- Born: 13 May 1931 (age 95) Great Yarmouth

= William Utting =

British social worker and civil servant

Sir William "Bill" Utting (born 13 May 1931) is a British social worker and civil servant who served as the first Chief Inspector of Social Services from 1985 to 1991.

== Early life ==
William Benjamin Utting was born on 13 May 1931 in Great Yarmouth, Norfolk.

In 1950 and 1951 Utting undertook national service with the Royal Artillery at Oswestry and was later posted to the Rhine with the British Army.

== Professional life ==

=== Early career and local government (1956–1976) ===
Between 1956 and 1968, Utting worked within the probation services of County Durham and Norfolk and was later appointed as the Chief Officer of the Probation and After-Care Service for Newcastle upon Tyne.

In 1968, Utting spent two years as a Lecturer in Social Studies at the University of Newcastle upon Tyne. He returned to local government in 1970, serving as the Director of Social Services for the Royal Borough of Kensington and Chelsea until 1976.

=== Civil service and national oversight (1976–1991) ===
Utting transitioned to national policy in 1976, joining the Department of Health and Social Security (which later became the Department of Health). Between 1976 and 1985 Utting worked as the Chief Social Work Officer. In 1985 he became the inaugural Chief Inspector of the Social Services Inspectorate for England, a position he held until his retirement in July 1991.

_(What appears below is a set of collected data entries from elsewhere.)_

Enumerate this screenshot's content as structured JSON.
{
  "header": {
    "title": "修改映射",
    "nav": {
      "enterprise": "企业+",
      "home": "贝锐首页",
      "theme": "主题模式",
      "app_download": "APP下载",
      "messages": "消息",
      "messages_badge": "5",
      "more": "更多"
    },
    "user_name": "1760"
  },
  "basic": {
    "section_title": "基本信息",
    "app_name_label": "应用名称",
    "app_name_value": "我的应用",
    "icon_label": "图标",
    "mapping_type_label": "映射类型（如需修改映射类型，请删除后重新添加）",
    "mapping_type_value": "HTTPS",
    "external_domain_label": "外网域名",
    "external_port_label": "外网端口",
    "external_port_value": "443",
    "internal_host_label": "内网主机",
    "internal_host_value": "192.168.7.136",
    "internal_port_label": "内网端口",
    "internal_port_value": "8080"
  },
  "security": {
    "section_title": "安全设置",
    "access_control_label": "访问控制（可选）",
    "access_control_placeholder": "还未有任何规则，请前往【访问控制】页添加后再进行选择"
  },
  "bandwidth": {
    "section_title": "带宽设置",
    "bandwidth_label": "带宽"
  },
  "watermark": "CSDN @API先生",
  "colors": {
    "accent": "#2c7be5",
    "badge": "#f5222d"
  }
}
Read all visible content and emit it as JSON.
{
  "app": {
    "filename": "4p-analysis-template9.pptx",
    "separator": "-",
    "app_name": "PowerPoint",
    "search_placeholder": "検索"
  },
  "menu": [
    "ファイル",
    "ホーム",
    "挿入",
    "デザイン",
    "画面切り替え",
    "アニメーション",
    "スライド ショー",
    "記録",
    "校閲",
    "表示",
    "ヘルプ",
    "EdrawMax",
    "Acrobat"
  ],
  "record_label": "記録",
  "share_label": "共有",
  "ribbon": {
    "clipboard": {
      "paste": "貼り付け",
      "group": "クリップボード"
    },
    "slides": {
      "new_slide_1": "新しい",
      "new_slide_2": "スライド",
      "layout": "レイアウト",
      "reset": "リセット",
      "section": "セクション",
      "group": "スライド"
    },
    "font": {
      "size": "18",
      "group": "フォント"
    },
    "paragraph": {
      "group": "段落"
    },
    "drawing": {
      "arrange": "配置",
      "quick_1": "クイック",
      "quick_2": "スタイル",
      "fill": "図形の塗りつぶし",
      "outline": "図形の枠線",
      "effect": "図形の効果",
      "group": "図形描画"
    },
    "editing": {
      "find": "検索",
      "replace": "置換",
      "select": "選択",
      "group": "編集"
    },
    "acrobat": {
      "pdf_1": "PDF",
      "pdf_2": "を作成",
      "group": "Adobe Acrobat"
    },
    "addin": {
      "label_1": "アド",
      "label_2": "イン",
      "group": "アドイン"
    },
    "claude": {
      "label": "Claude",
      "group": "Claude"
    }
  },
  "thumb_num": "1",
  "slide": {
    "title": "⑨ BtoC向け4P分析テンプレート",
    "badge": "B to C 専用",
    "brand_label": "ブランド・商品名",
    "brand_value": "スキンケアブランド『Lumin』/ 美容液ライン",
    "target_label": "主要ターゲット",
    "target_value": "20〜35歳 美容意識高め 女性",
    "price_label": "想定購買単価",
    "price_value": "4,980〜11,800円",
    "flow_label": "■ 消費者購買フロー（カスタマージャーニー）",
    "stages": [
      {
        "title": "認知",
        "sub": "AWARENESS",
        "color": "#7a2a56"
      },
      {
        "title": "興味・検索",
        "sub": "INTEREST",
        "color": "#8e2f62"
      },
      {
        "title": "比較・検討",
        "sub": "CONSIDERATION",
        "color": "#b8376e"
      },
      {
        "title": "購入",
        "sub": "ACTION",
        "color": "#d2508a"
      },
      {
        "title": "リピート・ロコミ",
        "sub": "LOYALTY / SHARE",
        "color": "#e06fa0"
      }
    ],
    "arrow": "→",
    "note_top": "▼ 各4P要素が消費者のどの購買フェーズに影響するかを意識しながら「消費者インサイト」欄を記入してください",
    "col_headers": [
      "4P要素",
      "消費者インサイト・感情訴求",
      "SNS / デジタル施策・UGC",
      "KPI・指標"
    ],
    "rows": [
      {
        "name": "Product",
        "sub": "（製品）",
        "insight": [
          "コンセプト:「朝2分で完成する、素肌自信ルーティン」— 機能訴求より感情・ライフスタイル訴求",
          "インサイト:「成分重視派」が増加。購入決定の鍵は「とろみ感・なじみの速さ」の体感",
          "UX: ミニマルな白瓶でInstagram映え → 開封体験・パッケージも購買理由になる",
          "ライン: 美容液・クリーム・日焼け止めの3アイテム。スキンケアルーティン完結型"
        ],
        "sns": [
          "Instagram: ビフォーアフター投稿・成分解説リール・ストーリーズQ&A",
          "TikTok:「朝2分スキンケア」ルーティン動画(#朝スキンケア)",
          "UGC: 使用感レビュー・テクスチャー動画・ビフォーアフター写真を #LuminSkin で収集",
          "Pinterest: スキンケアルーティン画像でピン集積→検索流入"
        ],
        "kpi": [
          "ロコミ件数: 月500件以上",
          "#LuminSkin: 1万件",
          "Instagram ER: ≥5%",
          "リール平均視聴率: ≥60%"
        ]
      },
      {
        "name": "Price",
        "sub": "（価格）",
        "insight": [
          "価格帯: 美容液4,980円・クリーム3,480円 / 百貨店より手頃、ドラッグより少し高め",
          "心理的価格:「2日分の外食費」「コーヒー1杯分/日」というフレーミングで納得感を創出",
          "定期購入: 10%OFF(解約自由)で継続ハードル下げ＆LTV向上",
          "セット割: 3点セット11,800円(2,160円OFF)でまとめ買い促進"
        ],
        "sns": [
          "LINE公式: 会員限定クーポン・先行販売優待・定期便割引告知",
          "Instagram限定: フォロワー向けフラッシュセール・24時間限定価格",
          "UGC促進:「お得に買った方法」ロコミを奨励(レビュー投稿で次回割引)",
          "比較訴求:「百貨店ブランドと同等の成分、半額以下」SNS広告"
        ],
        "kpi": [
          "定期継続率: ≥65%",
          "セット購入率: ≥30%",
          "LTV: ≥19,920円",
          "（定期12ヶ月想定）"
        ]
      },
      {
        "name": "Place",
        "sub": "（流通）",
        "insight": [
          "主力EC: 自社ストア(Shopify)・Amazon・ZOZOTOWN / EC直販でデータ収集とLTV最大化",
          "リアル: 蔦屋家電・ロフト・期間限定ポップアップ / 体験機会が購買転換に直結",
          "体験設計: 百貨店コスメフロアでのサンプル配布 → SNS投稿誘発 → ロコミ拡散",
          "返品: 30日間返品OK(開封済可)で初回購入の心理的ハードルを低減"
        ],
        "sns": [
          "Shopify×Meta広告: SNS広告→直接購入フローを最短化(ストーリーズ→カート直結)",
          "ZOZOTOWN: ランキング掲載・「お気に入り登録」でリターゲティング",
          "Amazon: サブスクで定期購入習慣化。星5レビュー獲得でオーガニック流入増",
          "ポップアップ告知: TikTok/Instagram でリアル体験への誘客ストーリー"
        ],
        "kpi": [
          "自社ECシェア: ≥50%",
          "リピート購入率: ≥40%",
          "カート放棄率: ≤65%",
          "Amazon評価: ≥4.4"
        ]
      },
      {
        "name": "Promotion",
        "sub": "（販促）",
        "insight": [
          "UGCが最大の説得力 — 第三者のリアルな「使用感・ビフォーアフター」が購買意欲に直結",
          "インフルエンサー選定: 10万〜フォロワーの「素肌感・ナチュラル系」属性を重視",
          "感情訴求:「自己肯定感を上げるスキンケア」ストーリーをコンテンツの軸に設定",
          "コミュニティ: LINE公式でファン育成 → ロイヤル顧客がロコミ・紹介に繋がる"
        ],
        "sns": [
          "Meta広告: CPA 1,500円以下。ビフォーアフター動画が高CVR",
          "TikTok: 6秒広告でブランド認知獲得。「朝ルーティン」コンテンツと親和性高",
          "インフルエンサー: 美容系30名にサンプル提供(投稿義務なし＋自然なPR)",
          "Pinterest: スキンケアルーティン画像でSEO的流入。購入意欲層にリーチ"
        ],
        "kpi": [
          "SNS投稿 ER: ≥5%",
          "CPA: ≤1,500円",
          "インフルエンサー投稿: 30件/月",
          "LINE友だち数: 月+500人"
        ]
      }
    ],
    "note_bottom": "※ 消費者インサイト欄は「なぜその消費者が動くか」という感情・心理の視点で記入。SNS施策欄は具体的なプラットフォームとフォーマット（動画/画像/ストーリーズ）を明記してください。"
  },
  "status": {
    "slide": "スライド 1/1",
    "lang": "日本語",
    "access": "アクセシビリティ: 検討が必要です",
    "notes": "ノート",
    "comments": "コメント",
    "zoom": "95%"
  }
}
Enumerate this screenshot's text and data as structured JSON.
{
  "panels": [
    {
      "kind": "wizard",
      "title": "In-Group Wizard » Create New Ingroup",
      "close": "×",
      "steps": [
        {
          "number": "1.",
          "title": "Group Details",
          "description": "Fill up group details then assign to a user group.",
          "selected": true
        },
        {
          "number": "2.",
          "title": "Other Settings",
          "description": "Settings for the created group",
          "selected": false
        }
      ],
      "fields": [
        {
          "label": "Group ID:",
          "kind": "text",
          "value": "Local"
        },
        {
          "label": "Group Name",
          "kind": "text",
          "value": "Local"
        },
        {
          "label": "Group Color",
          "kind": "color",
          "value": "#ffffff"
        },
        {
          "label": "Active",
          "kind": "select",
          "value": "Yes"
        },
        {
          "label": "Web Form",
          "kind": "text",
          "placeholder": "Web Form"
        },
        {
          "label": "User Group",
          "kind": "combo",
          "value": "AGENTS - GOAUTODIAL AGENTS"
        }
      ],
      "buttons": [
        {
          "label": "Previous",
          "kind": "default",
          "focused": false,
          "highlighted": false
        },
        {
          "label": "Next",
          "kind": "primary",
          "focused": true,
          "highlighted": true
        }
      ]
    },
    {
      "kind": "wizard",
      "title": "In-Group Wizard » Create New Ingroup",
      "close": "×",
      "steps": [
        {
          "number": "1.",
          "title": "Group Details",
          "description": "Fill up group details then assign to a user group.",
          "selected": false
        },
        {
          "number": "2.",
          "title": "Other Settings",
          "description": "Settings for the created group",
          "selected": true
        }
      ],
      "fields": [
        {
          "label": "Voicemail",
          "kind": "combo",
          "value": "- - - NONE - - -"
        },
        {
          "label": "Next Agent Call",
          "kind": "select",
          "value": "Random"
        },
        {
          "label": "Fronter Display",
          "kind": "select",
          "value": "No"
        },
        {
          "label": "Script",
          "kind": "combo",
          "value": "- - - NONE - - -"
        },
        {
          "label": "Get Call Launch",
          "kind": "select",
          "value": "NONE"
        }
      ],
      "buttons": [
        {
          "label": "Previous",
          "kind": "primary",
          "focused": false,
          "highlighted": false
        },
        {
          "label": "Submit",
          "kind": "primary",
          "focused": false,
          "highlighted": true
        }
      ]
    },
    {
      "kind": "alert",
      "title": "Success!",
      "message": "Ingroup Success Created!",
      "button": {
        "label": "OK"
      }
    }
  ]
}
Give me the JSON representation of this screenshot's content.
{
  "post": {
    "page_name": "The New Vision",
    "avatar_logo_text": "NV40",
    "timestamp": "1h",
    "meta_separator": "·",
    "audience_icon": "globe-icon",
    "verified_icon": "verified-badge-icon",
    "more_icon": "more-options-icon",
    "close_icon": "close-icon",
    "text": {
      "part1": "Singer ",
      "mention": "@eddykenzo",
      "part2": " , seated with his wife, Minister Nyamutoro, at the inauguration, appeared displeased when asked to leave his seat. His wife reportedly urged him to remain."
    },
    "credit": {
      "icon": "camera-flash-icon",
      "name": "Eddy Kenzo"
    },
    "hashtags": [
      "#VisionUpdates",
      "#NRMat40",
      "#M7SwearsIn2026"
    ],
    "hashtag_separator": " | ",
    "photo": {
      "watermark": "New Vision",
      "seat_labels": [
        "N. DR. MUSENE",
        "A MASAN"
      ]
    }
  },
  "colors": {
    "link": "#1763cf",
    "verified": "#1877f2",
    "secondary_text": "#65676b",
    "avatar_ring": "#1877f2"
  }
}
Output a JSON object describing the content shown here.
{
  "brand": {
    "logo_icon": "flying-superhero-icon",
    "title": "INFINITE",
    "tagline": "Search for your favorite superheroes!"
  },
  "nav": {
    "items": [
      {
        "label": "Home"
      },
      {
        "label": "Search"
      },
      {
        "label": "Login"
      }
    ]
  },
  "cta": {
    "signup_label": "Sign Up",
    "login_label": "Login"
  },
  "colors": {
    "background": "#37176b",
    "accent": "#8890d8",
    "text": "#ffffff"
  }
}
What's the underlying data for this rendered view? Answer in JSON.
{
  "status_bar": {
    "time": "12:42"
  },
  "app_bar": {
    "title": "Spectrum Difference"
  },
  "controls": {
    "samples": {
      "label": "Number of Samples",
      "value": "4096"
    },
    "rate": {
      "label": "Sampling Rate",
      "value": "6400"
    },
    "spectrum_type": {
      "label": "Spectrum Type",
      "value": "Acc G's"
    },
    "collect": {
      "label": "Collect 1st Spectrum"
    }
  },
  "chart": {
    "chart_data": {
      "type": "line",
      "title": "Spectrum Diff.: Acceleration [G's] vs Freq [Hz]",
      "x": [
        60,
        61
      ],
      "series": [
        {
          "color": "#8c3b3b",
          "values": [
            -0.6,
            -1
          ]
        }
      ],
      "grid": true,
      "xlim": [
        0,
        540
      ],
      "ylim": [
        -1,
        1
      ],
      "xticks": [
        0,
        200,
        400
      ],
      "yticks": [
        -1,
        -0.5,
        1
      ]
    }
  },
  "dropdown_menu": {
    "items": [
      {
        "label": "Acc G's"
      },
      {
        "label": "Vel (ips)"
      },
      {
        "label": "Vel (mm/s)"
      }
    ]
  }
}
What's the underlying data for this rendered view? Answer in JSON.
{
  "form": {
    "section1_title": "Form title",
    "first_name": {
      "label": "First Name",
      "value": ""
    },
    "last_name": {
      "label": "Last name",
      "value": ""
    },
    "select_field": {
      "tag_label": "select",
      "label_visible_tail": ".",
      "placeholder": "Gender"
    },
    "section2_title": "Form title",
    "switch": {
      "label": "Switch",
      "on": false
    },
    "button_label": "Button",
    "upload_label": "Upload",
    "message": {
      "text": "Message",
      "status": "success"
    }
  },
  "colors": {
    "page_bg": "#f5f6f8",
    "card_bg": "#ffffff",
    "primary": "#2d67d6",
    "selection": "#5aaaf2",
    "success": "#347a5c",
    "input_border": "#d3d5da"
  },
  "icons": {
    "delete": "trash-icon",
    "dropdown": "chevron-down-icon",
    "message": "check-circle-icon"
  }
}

=== Voluntary sector and public standards (1991–present) ===
In 1991, Utting was knighted for his services to social services.

Following his retirement, Utting chaired several organizations, including:

- The National Institute for Social Work
- The Council of Goldsmiths (University of London)
- The Joseph Rowntree Foundation and Housing Trust
In May 1991, the Secretary of State for Health, William Waldegrave, appointed Utting to chair a public inquiry into Britain's children's homes. The inquiry followed allegations of children being placed in solitary confinement, as a punishment, leading to suicide attempts. The report (Children in the Public Care: A Review of Residential Childcare) was published later the same year.

In June 1996 the Prime Minister, John Major, appointed Utting to chair a public inquiry into abuse in Britain's children's homes. The inquiry was ordered following reports of abuse in children's homes in North Wales and London. The report (People Like Us: Review of the Safeguards for Children Living Away from Home) was published in November 1997. The Secretary of State for Health, Frank Dobson MP, described the report as presenting "a woeful tale of failure at all levels to provide a secure and decent childhood for some of the most vulnerable children".

Between 1994 and 2002 Utting served as a member of the Committee on Standards in Public Life (the Nolan/Neill Committee), where he contributed to the oversight of ethical standards in British public office.

In January 2026, Utting become the first patron of the Social Work History Network. This position was conferred ‘in appreciation of his distinguished lifetime leadership of social work and commitment to the values of public service’.

== Archival collection ==
A collection of Utting’s professional records is held at the Modern Records Centre at the University of Warwick.

In 2006, Utting was interviewed as part of the British Library's 'National life stories: pioneers in charity and social welfare' collection.